Abstract

Abstract The dynamical process of outer rainband formation in a sheared tropical cyclone (TC) is examined in this study using the fully compressible, nonhydrostatic TC model. After the easterly vertical wind shear of 10 m s−1 was imposed upon an intensifying strong TC, an outer rainband characterized by a wavenumber-1 structure formed as a typical principal rainband downshear. Further analysis indicates that the outer rainband formation was closely connected to the activity of the inner rainband previously formed downshear. Moving radially outward, the inner rainband tended to be filamented owing to the strong radial gradient of angular velocity.

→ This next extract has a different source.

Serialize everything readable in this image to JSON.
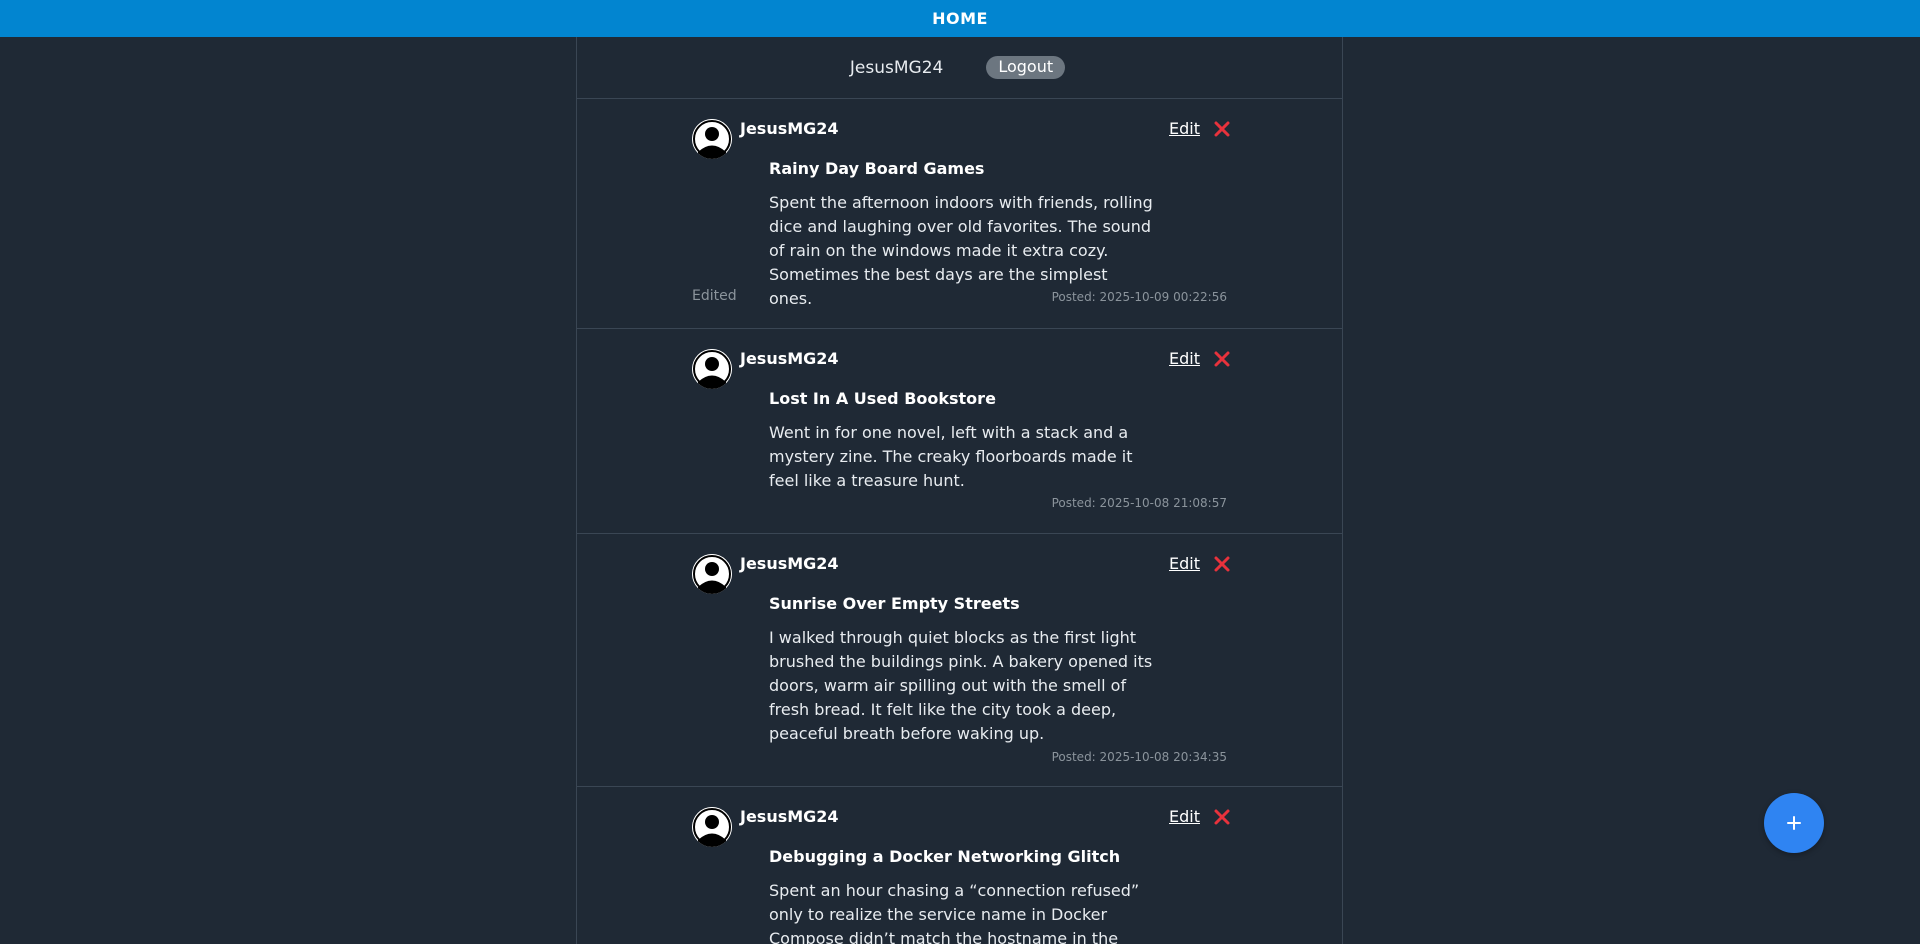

As the inner rainband approached the outer boundary of the inner core, convection in its middle and upwind segments reinvigorated and nascent convective cells formed upwind of the rainband, caused mainly by the decreased filamentation and stabilization. Subsequently, the rainband reorganized into a typical outer rainband. Three different scenarios are found to be responsible for the outer rainband formation from downshear inner rainbands. The first is the outer rainband forming from an inner rainband downshear as a sheared vortex Rossby wave. The second is the outer rainband forming directly from a single deformation-induced inner rainband. The third is the outer rainband developing from an inner rainband downshear organized from a blend–merger of inner rainbands that were initiated from locally deformed convection upshear right.